A Universidade Eduardo Mondlane forma gerações de juristas do Norte há décadas. A Universidade Católica, em Nampula, há mais de vinte anos produz advogados em escala nada modesta. E, no entanto, olhando para a vida interna da Ordem, paira uma suspeita quase literária. Estarão os lawyers da zona norte a repousar em cima dos códigos, como monges medievais guardando manuscritos, enquanto o poder circula por outras geografias?

É uma ironia, sim. Mas uma ironia com fundamento. Porque há qualquer coisa de deliciosamente paradoxal numa classe que brilha na região quando se trata de contestar sentenças, desafiar magistrados, desmontar acusações e manejar a Constituição com solenidade, mas que parece desenvolver súbita modéstia quando se trata de disputar a condução da sua própria casa.

Seria timidez? Seria excesso de ponderação? Ou aquela velha patologia moçambicana de comentar muito e concorrer pouco? Estas eleições, com quatro candidatos e uma disputa viva, demonstram que o campo existe.
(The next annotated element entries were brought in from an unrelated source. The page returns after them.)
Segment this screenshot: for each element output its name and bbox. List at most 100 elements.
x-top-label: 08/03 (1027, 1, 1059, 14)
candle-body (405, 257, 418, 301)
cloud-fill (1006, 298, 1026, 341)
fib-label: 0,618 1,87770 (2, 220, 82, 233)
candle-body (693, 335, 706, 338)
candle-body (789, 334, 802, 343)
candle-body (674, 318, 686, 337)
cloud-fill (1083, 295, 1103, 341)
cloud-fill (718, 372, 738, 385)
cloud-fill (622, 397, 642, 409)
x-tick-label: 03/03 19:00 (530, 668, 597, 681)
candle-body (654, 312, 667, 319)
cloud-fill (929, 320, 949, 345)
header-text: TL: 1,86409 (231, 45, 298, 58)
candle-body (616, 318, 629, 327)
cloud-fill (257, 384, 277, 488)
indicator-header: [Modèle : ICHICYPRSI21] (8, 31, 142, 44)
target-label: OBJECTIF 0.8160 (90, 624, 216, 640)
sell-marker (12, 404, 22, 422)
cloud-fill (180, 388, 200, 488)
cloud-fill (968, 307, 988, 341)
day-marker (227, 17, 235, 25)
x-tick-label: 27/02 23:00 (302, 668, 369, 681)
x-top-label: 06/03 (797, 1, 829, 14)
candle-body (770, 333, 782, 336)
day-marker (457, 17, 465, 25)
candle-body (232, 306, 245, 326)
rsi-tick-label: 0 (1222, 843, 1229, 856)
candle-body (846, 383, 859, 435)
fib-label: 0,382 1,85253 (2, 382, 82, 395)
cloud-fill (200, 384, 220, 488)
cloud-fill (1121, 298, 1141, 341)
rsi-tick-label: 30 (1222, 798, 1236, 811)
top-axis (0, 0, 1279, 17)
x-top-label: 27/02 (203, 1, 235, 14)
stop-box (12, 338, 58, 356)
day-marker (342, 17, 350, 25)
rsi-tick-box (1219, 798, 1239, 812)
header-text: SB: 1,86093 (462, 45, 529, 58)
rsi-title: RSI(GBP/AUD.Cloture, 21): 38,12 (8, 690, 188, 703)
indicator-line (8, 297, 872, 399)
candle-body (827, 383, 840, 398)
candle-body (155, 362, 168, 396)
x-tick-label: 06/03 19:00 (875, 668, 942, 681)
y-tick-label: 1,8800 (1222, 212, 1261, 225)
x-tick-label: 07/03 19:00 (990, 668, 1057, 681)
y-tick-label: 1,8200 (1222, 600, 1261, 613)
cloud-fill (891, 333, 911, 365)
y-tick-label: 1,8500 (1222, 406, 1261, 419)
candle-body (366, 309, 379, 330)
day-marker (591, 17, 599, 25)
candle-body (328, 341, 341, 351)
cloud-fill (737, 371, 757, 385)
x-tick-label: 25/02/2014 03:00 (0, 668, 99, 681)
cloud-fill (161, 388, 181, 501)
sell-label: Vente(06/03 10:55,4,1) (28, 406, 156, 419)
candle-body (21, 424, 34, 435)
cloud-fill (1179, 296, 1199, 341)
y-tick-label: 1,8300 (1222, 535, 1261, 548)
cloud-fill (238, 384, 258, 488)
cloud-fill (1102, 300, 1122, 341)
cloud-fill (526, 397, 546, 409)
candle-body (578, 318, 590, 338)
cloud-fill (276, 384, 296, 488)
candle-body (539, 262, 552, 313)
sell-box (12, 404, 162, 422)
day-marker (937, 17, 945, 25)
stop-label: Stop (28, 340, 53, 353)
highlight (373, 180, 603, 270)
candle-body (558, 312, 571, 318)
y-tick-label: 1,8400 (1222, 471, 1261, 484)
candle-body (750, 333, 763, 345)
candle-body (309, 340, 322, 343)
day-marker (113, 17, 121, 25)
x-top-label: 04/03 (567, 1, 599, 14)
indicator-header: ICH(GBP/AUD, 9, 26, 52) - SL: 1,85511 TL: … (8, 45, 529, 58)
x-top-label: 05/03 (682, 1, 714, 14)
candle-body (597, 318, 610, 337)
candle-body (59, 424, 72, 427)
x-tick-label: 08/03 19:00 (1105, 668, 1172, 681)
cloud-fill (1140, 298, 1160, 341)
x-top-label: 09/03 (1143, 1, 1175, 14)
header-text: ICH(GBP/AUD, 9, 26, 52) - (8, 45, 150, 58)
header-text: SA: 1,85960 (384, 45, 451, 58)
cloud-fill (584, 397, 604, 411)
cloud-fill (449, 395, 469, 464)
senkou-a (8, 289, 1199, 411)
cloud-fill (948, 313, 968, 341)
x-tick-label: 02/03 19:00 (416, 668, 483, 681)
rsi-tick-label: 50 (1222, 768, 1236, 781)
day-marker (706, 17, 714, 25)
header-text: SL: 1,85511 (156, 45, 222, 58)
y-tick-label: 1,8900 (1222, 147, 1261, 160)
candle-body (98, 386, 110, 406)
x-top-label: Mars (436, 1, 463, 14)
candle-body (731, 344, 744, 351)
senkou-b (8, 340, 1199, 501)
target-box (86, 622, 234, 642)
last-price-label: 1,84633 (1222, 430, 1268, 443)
Há arena. Há jogo. Não se diga, portanto, que falta oportunidade.

É que os advogados do Norte, sobretudo de Nampula, vistos de fora, às vezes parecem exímios na crítica de corredor. Comentam com finura. Diagnosticam tudo. Fazem autênticos acórdãos verbais à mesa do café no Restaurante Sporting ou no Ce q’ Sabe. Mas quando é para transformar as análises em projecto, e projectos em candidatura… aí parece que o entusiasmo sofre um súbito colapso respiratório.

Ora, a advocacia também é ocupar instituições. Disputar ideias. Produzir poder. Uma ordem profissional não é apenas um lugar para pagar quotas ou servir de claque a candidaturas alheias; é um centro de influência sobre o Estado de Direito. E, se assim é, por que razão uma região inteira, com tantos juristas e tantos problemas jurídicos complexos, ainda não produziu, com clareza e convicção, um projecto nacional para liderar a Ordem?

A candidatura de Thera Dai, com o significado histórico de ser a primeira mulher a disputar o cargo em mais de três décadas, agitou águas antes demasiado serenas. O Norte quer limitar-se a aderir a movimentos ou deseja, um dia, produzi-los? Ou talvez o Norte já tenha matéria para um bastonário, mas falta apenas convencer os próprios advogados disso.